Ultramarathoner missed by 6 seconds, went astray in fog
VANCOUVER — A last-minute mistake that put Gary Robbins six seconds shy of becoming the 16th person to finish a 160-kilometre ultramarathon is haunting the North Vancouver man.
In a blog post chronicling his second attempt at the Barkley Marathons, Robbins says he took a wrong turn in thick fog about three kilometres before the finish line, which sent him down a mountainside, through some brush and across an “absolutely raging” river.
“I continued bushwhacking and quickly spotted the road into camp,” Robbins wrote about emerging from the water minutes before the 60-hour cutoff.
“I thrashed my way to the road and put my head down and gutted out the hardest three minutes of my life to collapse at the gate, overtime, and from the wrong direction,” he added.
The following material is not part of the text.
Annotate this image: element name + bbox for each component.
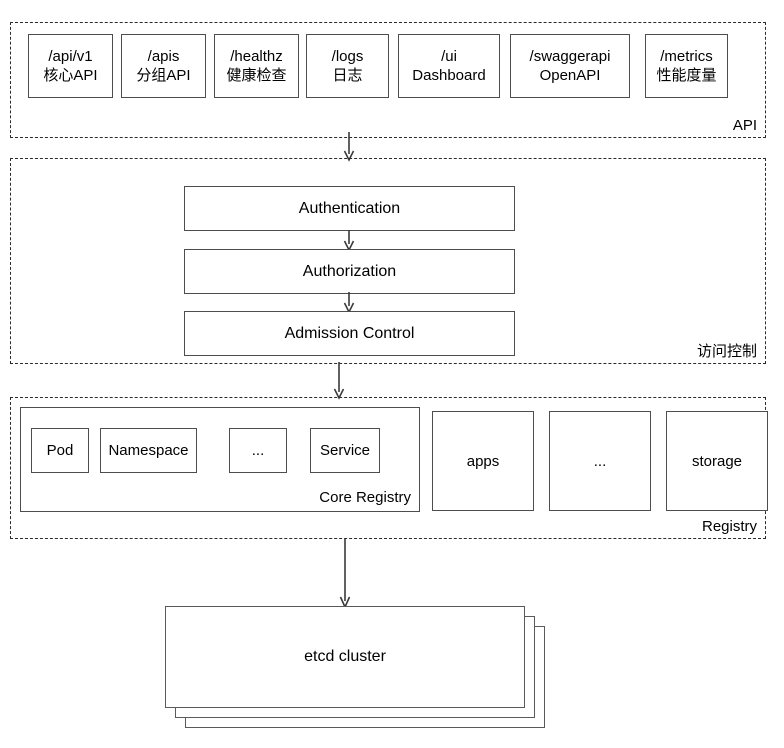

“I did not finish the Barkley Marathons, and that is no one’s fault but my own. That one fatal error with just over two miles to go haunts me.”
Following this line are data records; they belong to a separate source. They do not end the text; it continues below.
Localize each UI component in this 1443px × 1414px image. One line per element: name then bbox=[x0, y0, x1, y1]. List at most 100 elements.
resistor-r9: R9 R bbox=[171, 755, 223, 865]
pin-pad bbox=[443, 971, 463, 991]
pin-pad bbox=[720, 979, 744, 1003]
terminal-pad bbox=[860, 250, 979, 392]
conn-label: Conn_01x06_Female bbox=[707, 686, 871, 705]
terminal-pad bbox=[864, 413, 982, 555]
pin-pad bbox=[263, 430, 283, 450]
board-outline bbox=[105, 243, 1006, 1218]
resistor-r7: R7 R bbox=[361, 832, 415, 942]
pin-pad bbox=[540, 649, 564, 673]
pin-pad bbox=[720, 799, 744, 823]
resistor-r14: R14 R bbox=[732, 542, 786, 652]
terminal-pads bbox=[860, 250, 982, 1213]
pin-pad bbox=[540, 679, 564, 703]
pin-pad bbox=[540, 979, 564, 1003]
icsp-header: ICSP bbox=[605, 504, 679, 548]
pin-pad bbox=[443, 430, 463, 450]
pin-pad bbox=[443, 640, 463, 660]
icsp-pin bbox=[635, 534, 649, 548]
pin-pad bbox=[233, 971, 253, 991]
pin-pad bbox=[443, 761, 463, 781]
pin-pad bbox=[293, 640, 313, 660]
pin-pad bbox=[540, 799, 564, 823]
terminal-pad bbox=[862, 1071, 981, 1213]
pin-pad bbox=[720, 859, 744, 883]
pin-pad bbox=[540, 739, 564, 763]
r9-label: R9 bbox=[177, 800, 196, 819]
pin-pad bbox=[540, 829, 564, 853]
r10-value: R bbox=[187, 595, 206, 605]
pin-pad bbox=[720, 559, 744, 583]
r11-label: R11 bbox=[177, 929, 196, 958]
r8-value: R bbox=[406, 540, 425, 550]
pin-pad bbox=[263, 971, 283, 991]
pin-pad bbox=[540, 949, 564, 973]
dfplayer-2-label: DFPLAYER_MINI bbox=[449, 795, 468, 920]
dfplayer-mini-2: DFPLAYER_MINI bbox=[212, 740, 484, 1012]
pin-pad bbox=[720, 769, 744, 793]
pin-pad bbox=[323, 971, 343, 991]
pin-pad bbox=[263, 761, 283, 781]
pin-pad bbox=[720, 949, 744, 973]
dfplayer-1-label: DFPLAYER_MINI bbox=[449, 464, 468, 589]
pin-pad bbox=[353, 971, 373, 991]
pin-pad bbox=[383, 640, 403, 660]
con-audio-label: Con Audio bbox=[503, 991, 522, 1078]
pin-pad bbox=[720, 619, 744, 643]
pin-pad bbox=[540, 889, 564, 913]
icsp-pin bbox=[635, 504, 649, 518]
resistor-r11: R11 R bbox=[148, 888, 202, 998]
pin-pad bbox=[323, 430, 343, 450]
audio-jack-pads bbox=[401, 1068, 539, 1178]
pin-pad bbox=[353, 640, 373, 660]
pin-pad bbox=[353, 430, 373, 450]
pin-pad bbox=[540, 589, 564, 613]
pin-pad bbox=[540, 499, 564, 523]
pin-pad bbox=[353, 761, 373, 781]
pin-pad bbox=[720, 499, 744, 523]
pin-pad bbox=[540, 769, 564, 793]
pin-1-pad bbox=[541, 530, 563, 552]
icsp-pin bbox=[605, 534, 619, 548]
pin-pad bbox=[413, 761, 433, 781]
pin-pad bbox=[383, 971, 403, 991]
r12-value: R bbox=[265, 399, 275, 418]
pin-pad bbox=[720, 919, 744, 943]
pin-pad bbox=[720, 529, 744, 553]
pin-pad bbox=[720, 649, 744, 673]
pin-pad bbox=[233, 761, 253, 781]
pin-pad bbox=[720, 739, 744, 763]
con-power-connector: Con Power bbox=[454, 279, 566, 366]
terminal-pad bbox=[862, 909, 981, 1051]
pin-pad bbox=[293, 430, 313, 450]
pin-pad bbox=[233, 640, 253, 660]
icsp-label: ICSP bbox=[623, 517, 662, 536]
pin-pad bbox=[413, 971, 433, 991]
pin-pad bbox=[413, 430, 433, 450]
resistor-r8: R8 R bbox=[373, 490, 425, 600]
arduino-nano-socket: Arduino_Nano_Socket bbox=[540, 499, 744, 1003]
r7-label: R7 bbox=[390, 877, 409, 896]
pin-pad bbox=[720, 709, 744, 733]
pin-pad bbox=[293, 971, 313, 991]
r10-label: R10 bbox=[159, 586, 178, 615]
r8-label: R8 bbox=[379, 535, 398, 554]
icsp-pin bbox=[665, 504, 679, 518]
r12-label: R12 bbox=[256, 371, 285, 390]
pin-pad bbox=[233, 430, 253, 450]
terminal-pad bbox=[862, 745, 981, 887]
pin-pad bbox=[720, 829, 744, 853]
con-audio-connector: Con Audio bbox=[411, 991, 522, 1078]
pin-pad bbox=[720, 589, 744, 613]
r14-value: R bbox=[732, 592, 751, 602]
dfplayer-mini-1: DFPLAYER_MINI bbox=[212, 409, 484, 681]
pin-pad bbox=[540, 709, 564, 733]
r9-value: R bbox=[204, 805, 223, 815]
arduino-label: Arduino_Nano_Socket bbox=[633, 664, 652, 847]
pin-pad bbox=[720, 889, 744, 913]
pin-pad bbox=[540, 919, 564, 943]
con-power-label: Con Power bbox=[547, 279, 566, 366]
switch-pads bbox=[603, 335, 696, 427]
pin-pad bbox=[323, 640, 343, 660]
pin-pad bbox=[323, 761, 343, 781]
The race ended Monday. Robbins couldn’t be reached for comment Tuesday.
The Barkley Marathons consist of five, 32-kilometre loops through Frozen Head State Park in central Tennessee and are described as one of the most difficult foot races in the world.
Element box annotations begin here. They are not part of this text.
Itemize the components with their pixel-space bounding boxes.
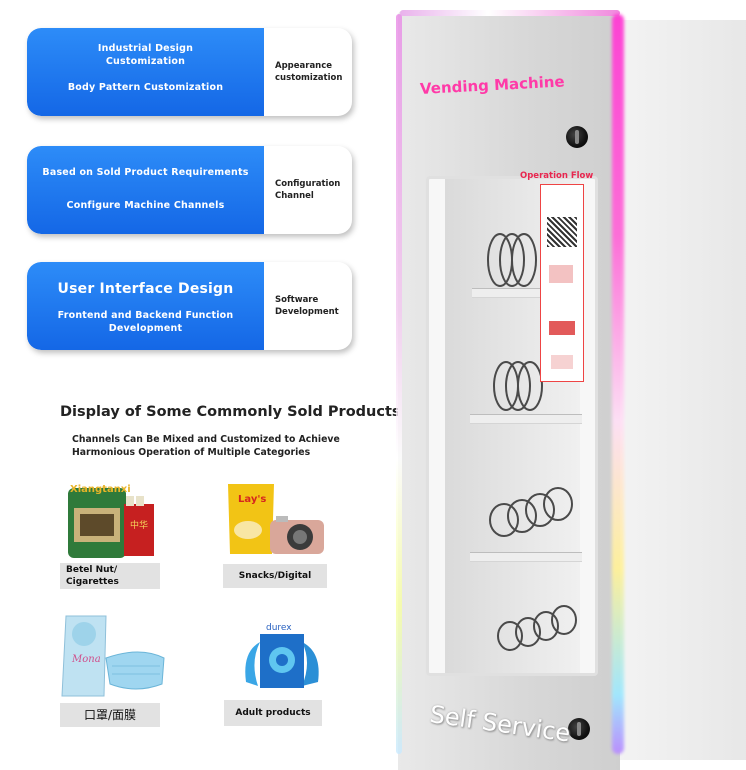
label-line: 口罩/面膜 <box>83 708 137 722</box>
card-line: Frontend and Backend Function <box>57 310 234 321</box>
feature-card-blue-panel: Based on Sold Product Requirements Confi… <box>27 146 264 234</box>
machine-led-right <box>612 14 624 754</box>
product-label-snacks: Snacks/Digital <box>223 564 327 588</box>
label-line: Cigarettes <box>66 577 119 587</box>
machine-shelf <box>470 414 582 424</box>
subheading-line: Harmonious Operation of Multiple Categor… <box>72 447 311 458</box>
machine-led-top <box>400 10 620 16</box>
operation-flow-sticker <box>540 184 584 382</box>
adult-brand-text: durex <box>266 623 292 633</box>
products-heading: Display of Some Commonly Sold Products <box>60 404 401 420</box>
product-label-adult: Adult products <box>224 700 322 726</box>
side-line: Development <box>275 307 339 317</box>
feature-card-software: User Interface Design Frontend and Backe… <box>27 262 352 350</box>
flow-step-icon <box>549 321 575 335</box>
products-subheading: Channels Can Be Mixed and Customized to … <box>72 433 340 459</box>
label-line: Snacks/Digital <box>238 571 312 581</box>
feature-card-blue-panel: User Interface Design Frontend and Backe… <box>27 262 264 350</box>
machine-side-panel <box>620 20 746 760</box>
card-line: Development <box>108 323 183 334</box>
lock-icon <box>568 718 590 740</box>
betel-brand-text: Xiangtanxi <box>70 484 131 495</box>
product-label-mask: 口罩/面膜 <box>60 703 160 727</box>
side-line: Configuration Channel <box>275 179 341 201</box>
cigarette-box-text: 中华 <box>130 519 148 531</box>
machine-shelf <box>472 288 582 298</box>
side-line: customization <box>275 73 343 83</box>
card-line: Configure Machine Channels <box>66 200 225 211</box>
card-title: User Interface Design <box>57 281 234 297</box>
feature-card-blue-panel: Industrial Design Customization Body Pat… <box>27 28 264 116</box>
card-line: Body Pattern Customization <box>67 82 224 93</box>
feature-card-appearance: Industrial Design Customization Body Pat… <box>27 28 352 116</box>
chips-brand-text: Lay's <box>238 494 266 505</box>
side-line: Software <box>275 295 319 305</box>
product-label-betel: Betel Nut/ Cigarettes <box>60 563 160 589</box>
adult-products-image: durex <box>240 612 324 698</box>
spiral-coils <box>487 233 577 651</box>
operation-flow-label: Operation Flow <box>520 171 594 181</box>
card-line: Customization <box>105 56 186 67</box>
flow-step-icon <box>549 265 573 283</box>
feature-card-side-label: Software Development <box>275 262 352 350</box>
machine-led-left <box>396 14 402 754</box>
label-line: Betel Nut/ <box>66 565 118 575</box>
card-line: Based on Sold Product Requirements <box>42 167 249 178</box>
qr-code-icon <box>547 217 577 247</box>
snacks-camera-image: Lay's <box>224 480 328 560</box>
label-line: Adult products <box>235 708 311 718</box>
betel-nut-cigarettes-image: 中华 Xiangtanxi <box>66 478 162 562</box>
lock-icon <box>566 126 588 148</box>
mask-facemask-image: Mona <box>60 612 170 702</box>
feature-card-configuration: Based on Sold Product Requirements Confi… <box>27 146 352 234</box>
feature-card-side-label: Configuration Channel <box>275 146 352 234</box>
mask-brand-text: Mona <box>71 654 101 665</box>
side-line: Appearance <box>275 61 333 71</box>
subheading-line: Channels Can Be Mixed and Customized to … <box>72 434 340 445</box>
machine-shelf <box>470 552 582 562</box>
feature-card-side-label: Appearance customization <box>275 28 352 116</box>
card-line: Industrial Design <box>97 43 194 54</box>
flow-step-icon <box>551 355 573 369</box>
Between 35 and 40 runners are allowed to participate each year. More than 1,000 have tried to complete the event since its inception in 1986.
Race director Gary (Lazarus Lake) Cantrell, who co-founded the race, commended Robbins in a social media post but said the Canadian runner’s finish would not have counted because Robbins diverted from the race course.
“The Barkley is a footrace. It is not an orienteering contest, nor a scavenger hunt,” Cantrell wrote in a statement published online by Canadian Running magazine.
“The class with which Gary handled this terrible disappointment at the end of a truly magnificent performance … was exceptional and is, in and of itself, a remarkable achievement. But he did not miss the time limit by six seconds. He failed to complete the Barkley by two miles.”